The method according to claim 22, wherein the fusion protein purification process in the step (d) comprises Protein A affinity chromatography, multidimensional mode chromatography, anion exchange chromatography and molecular sieve chromatography.
The method according to claim 23, wherein said Protein A affinity chromatography in said step (d) uses a Mabselect chromatography medium; and said multidimensional mode chromatography uses CHT ceramic hydroxyapatite type II chromatography a medium; and the anion exchange chromatography uses a Q Sepharose High Performance chromatography medium; and the molecular sieve chromatography uses a Superdex 200 chromatography medium.
The method according to claim 22, wherein the activating step in step (e) of the method employs factor XII activation, on-column self-activation or solution self-activation.
A fusion protein according to any one of claims 1 to 16 for use in the manufacture of a medicament for preventing or treating a bleeding disorder.
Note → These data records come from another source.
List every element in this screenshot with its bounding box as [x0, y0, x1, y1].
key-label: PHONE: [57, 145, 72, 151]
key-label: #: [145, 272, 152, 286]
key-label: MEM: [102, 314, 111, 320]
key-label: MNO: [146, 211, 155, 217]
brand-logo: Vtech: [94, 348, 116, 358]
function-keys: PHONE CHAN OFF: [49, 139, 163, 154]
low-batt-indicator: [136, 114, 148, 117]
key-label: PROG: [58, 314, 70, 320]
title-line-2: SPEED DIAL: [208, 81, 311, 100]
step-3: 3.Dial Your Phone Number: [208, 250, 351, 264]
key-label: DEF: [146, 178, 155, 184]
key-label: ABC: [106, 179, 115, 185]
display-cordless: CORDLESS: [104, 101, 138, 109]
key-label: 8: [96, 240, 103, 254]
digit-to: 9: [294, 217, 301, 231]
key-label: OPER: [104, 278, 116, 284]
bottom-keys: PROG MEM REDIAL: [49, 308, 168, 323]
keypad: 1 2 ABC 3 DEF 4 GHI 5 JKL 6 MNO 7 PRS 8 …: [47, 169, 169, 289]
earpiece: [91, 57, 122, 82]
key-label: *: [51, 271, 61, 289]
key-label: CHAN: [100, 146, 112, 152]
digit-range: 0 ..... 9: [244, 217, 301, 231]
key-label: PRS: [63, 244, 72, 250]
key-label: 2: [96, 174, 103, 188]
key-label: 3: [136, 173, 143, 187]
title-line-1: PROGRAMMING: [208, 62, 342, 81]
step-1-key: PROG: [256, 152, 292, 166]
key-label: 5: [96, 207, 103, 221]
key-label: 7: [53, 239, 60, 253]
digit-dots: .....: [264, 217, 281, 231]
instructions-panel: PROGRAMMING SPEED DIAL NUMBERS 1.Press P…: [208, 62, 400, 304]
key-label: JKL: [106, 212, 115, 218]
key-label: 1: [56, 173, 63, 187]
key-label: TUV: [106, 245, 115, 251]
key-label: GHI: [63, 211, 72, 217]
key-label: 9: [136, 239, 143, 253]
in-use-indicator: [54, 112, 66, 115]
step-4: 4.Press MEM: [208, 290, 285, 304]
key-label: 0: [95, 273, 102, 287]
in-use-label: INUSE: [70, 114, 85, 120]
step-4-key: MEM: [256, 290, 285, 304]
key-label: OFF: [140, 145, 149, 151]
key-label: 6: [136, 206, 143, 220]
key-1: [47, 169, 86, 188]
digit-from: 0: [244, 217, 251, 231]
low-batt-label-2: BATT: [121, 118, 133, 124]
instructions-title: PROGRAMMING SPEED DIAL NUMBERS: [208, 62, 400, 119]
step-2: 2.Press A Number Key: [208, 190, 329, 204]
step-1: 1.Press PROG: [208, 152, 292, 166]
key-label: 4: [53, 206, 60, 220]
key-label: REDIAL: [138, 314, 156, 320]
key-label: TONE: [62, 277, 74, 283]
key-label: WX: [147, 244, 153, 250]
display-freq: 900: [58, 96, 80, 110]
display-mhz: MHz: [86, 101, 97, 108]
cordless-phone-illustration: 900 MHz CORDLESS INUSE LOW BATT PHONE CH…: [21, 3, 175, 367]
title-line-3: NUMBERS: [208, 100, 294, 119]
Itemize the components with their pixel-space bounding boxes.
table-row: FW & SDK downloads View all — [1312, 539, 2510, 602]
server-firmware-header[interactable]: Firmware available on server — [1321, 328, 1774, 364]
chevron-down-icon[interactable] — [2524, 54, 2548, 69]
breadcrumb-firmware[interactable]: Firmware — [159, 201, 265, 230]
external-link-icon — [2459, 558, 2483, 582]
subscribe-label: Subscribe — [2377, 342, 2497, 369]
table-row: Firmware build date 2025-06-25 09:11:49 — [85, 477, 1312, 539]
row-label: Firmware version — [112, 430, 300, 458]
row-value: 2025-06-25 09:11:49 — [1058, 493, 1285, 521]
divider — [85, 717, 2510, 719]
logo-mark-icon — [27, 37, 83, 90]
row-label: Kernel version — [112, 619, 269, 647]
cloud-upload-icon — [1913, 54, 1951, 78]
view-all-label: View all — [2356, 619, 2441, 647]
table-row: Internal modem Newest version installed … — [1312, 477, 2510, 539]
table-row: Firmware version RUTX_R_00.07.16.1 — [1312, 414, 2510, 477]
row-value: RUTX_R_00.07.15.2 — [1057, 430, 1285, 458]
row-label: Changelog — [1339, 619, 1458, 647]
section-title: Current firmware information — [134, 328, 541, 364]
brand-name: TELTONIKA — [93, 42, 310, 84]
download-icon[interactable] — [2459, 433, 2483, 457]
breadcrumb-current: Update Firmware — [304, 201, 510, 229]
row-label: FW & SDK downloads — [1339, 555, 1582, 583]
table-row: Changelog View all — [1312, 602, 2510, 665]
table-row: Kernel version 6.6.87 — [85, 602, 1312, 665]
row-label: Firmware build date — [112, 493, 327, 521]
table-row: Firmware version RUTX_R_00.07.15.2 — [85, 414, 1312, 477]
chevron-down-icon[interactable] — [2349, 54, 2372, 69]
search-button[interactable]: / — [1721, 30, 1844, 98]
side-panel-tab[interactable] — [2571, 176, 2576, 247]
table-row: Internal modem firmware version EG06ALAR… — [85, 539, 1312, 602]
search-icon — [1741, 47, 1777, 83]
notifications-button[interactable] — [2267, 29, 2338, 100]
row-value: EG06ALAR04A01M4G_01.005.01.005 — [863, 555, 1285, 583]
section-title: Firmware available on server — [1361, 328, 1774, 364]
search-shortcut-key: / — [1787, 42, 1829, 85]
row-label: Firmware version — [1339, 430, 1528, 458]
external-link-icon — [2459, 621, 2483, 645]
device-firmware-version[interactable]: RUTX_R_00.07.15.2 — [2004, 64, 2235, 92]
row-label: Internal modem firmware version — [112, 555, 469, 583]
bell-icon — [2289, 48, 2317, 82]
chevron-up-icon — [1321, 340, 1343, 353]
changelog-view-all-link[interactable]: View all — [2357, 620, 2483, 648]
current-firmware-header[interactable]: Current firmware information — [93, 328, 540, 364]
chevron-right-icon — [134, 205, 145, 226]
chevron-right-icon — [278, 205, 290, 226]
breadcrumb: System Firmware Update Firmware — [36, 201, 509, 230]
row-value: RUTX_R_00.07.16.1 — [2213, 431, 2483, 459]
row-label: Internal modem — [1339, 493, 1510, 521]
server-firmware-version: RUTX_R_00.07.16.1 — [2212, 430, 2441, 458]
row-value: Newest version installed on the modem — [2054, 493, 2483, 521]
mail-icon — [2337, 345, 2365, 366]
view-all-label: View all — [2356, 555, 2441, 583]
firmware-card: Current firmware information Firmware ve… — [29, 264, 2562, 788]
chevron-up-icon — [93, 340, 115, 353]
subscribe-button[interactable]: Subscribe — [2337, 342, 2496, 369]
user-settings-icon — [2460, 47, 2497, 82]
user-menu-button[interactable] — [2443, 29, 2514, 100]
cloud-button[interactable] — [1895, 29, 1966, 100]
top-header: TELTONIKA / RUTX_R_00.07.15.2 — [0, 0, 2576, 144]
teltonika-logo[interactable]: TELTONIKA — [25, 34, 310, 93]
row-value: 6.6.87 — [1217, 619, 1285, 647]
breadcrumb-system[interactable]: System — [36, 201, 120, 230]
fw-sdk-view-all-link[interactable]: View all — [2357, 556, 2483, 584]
The use according to claim 26, comprising the treatment or prevention of spontaneous bleeding, intraoperative or postoperative bleeding of a patient with hemophilia A who produces a FVIII antibody or a hemophilia A patient who produces a FIX antibody, The use of a drug for the prevention or treatment of a bleeding disorder in a patient with congenital or acquired FVII deficiency, and/or treatment of a patient with platelet insufficiency.